Mel showered and dressed ready to go to Rovinj.
As she was drying her hair, she suddenly heard a clunk on the balcony. She put down the dryer, looked out, and there, as plain as day, was a large pebble tied with a note.
She would have rushed down then and there to see who had thrown it, but all she had wrapped round her was a towel. By the time she’d put something decent on and got round to the back of the house, the person would have been long gone.
“Hello, is there anybody there?”
She didn’t want to shout loudly and worry whoever was trying to communicate with her, especially if it was Hiroko. But it couldn’t be her, could it? Mel remembered she was out with Makso.
Mel peered into the trees and shrubs. Everything lay still and silent under the baking sun. She picked the note up.
Wednesday evening at dusk, by the trulli houses. Take care; there is danger.
She turned it over. That was it. The note didn’t make much sense. What was going on at the trulli houses? If she wanted answers, she must go.
She needed to share the information with someone. She decided the only person she would tell would be Ryan.
He had become her confidante, dependable, always looking out for her, and she was off to see him now. He’d know what to do.
She would have chosen Cesare, but he wasn’t here where it was all happening. He’d be visiting soon, but for now Ryan was her trusted friend.
* * * *
Mel took the bus to Rovinj. It was like entering another world. The cobbled streets were so narrow, some of them barely wide enough for a horse and small cart. They twisted and turned delightfully.
Terracotta roofs bent into each other like old ladies, foreheads touching, sharing secrets. Peeling sand-coloured walls were dotted with shutters. Their shades of sky blue, mustard yellow and racing green lit the town with colour.
Above her head, assorted washing, vests, shorts and pillowcases waved in greeting like gaily coloured bunting.
Mel hurried to the harbour to meet Ryan. As she did, she passed arched steps going steeply down to the sea. In her guidebook she’d read Rovinj was once an island.
These steps led to delivery points where boats bobbed up against the houses, bringing supplies direct to cellars nestling above the waves.
Centuries ago, these shops would have sold oils, olives, perfumes, rich fabrics and mediaeval cures. This was still a place of bustling commerce. Its trade now, though, was jewellery and trendy driftwood art for cruise-ship passengers.
Ryan was waiting at a bar on the quayside, coffee in hand. He got up and waved, looking so pleased to see her it made her heart soar.
“My, you look gorgeous. White is definitely your colour and you’re getting a tan – it suits you.”
Mel blushed. She’d been brought up in a family where hard work and serious application were the name of the game.
She’d never heard her father compliment her mother’s green-eyed beauty, though he often complimented her on how spick and span she kept the house.
Mel was a feisty, independent woman, yet it didn’t stop her glowing to hear she was appreciated for her looks.
In her days as a nanny, most of her acquaintances were female so any attention was a new and welcome departure for her.
“What do you think of Rovinj?

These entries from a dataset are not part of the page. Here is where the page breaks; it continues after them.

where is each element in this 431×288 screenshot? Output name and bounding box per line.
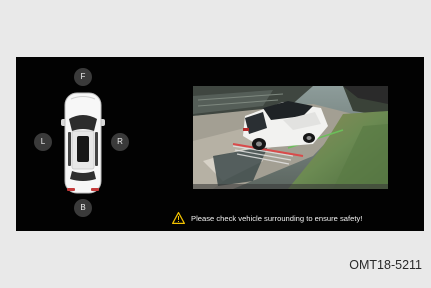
warning-triangle-icon bbox=[172, 212, 185, 224]
safety-warning: Please check vehicle surrounding to ensu… bbox=[172, 211, 362, 225]
car-top-view-icon bbox=[61, 92, 105, 194]
camera-view-image bbox=[193, 86, 388, 189]
right-view-button[interactable]: R bbox=[111, 133, 129, 151]
svm-screen: F L R B Please check vehicle surrounding… bbox=[16, 57, 424, 231]
rear-view-button[interactable]: B bbox=[74, 199, 92, 217]
left-view-button[interactable]: L bbox=[34, 133, 52, 151]
front-view-button[interactable]: F bbox=[74, 68, 92, 86]
warning-message: Please check vehicle surrounding to ensu… bbox=[191, 213, 363, 223]
figure-code: OMT18-5211 bbox=[349, 258, 422, 272]
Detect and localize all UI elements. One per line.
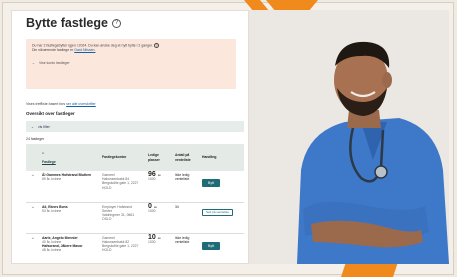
capacity-cell: 96 av 1000 [146, 171, 173, 203]
table-row: ⌄ Ål Gammes Hofstrand Bluthen 69 år, kvi… [26, 171, 244, 203]
notice-text: Du har 2 fastlegebytter igjen i 2024. Du… [32, 43, 154, 48]
help-circle-icon[interactable]: ? [154, 43, 160, 48]
gp-name-cell: Ali, Eknes Bons 53 år, kvinne [40, 202, 100, 234]
header-office: Fastlegekontor [100, 144, 146, 171]
office-cell: Gammel Hakonsenbakk 82 Bergskollie gate … [100, 233, 146, 263]
gp-name: Ali, Eknes Bons [42, 204, 68, 209]
expand-label: Vise konto fastleger [38, 61, 70, 66]
switch-gp-button[interactable]: Bytt [202, 179, 221, 188]
table-row: ⌄ Aarle, Angelo Mennier 40 år, kvinne Ha… [26, 233, 244, 263]
chevron-down-icon: ⌄ [32, 61, 35, 66]
current-gp-link[interactable]: Gard Nilssen. [74, 48, 95, 52]
office-city: OSLO [102, 217, 112, 222]
filter-label: vis filter [37, 124, 50, 129]
header-waitlist: Antall på venteliste [173, 144, 200, 171]
table-header-row: A Fastlege Fastlegekontor Ledige plasser… [26, 144, 244, 171]
capacity-unit: av [157, 235, 161, 240]
capacity-total: 1000 [148, 208, 156, 213]
show-all-link[interactable]: ser alle overskrifter [66, 102, 96, 106]
chevron-down-icon: ⌄ [31, 124, 34, 129]
action-cell: Bytt [200, 171, 244, 203]
update-text: Vises treffliste basert fors [26, 102, 66, 106]
row-expand-chevron-icon[interactable]: ⌄ [26, 171, 40, 203]
header-label: Fastlege [42, 159, 56, 164]
filter-toggle[interactable]: ⌄ vis filter [26, 121, 244, 132]
table-row: ⌄ Ali, Eknes Bons 53 år, kvinne Employer… [26, 202, 244, 234]
sort-indicator: A [42, 151, 45, 155]
gp-details-secondary: 48 år, kvinne [42, 248, 62, 253]
info-notice: Du har 2 fastlegebytter igjen i 2024. Du… [26, 39, 236, 89]
action-cell: Sett på venteliste [200, 202, 244, 234]
help-circle-icon[interactable]: ? [111, 18, 121, 28]
page-title: Bytte fastlege [26, 16, 108, 30]
waitlist-cell: Ikke ledig venteliste [173, 233, 200, 263]
update-line: Vises treffliste basert fors ser alle ov… [26, 102, 96, 106]
result-count: 24 fastleger [26, 137, 45, 141]
capacity-cell: 10 av 1000 [146, 233, 173, 263]
gp-details: 69 år, kvinne [42, 177, 62, 182]
header-fastlege[interactable]: A Fastlege [40, 144, 100, 171]
capacity-unit: av [153, 204, 158, 209]
expand-gp-toggle[interactable]: ⌄ Vise konto fastleger [32, 61, 230, 65]
doctor-photo [249, 10, 449, 264]
capacity-unit: av [157, 173, 161, 177]
header-toggle-col [26, 144, 40, 171]
waitlist-cell: Ikke ledig venteliste [173, 171, 200, 203]
header-action: Handling [200, 144, 244, 171]
action-cell: Bytt [200, 233, 244, 263]
notice-prefix: Din nåværende fastlege er [32, 48, 74, 53]
gp-name-cell: Aarle, Angelo Mennier 40 år, kvinne Hafs… [40, 233, 100, 263]
join-waitlist-button[interactable]: Sett på venteliste [202, 208, 234, 217]
overview-heading: Oversikt over fastleger [26, 111, 75, 116]
office-city: HOLD [102, 248, 112, 253]
doctor-illustration [249, 10, 449, 264]
notice-line-2: Din nåværende fastlege er Gard Nilssen. [32, 48, 230, 53]
office-cell: Gammel Hakonsenbakk 84 Bergskollie gate … [100, 171, 146, 203]
row-expand-chevron-icon[interactable]: ⌄ [26, 233, 40, 263]
fastlege-page: Bytte fastlege ? Du har 2 fastlegebytter… [11, 10, 249, 264]
office-city: HOLD [102, 185, 112, 190]
gp-details: 53 år, kvinne [42, 208, 62, 213]
header-capacity: Ledige plasser [146, 144, 173, 171]
gp-name-cell: Ål Gammes Hofstrand Bluthen 69 år, kvinn… [40, 171, 100, 203]
gp-name: Aarle, Angelo Mennier [42, 235, 78, 240]
row-expand-chevron-icon[interactable]: ⌄ [26, 202, 40, 234]
title-row: Bytte fastlege ? [26, 16, 121, 30]
gp-table: A Fastlege Fastlegekontor Ledige plasser… [26, 144, 244, 263]
office-cell: Employer Hofstrand Senter Valdringmer 31… [100, 202, 146, 234]
office-address-2: Bergskollie gate 1, 2227 [102, 181, 139, 186]
switch-gp-button[interactable]: Bytt [202, 241, 221, 250]
waitlist-cell: 34 [173, 202, 200, 234]
capacity-cell: 0 av 1000 [146, 202, 173, 234]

Cute, isn’t it?”
He dusted off a seat for her.
“It’s one of the great seafaring ports. Pilots from here were experts in escorting ships to the Venice lagoon. It’s still a proper fishing port. That fine-looking ship over there is the Pride.” He pointed to a smart cruise liner, its many windows twinkling in the sun. “Any minute now, Joshua and his wife Kaylee will be coming down those steps to join us for coffee.
“Kaylee spent the morning shopping in Rovinj and then had to go back to the ship for a nap. I dropped the fingerprinted things off to Joshua as soon as you gave them to me this morning.”
Mel was desperate to show Ryan the new note and chat about what it meant. But something made her hold back.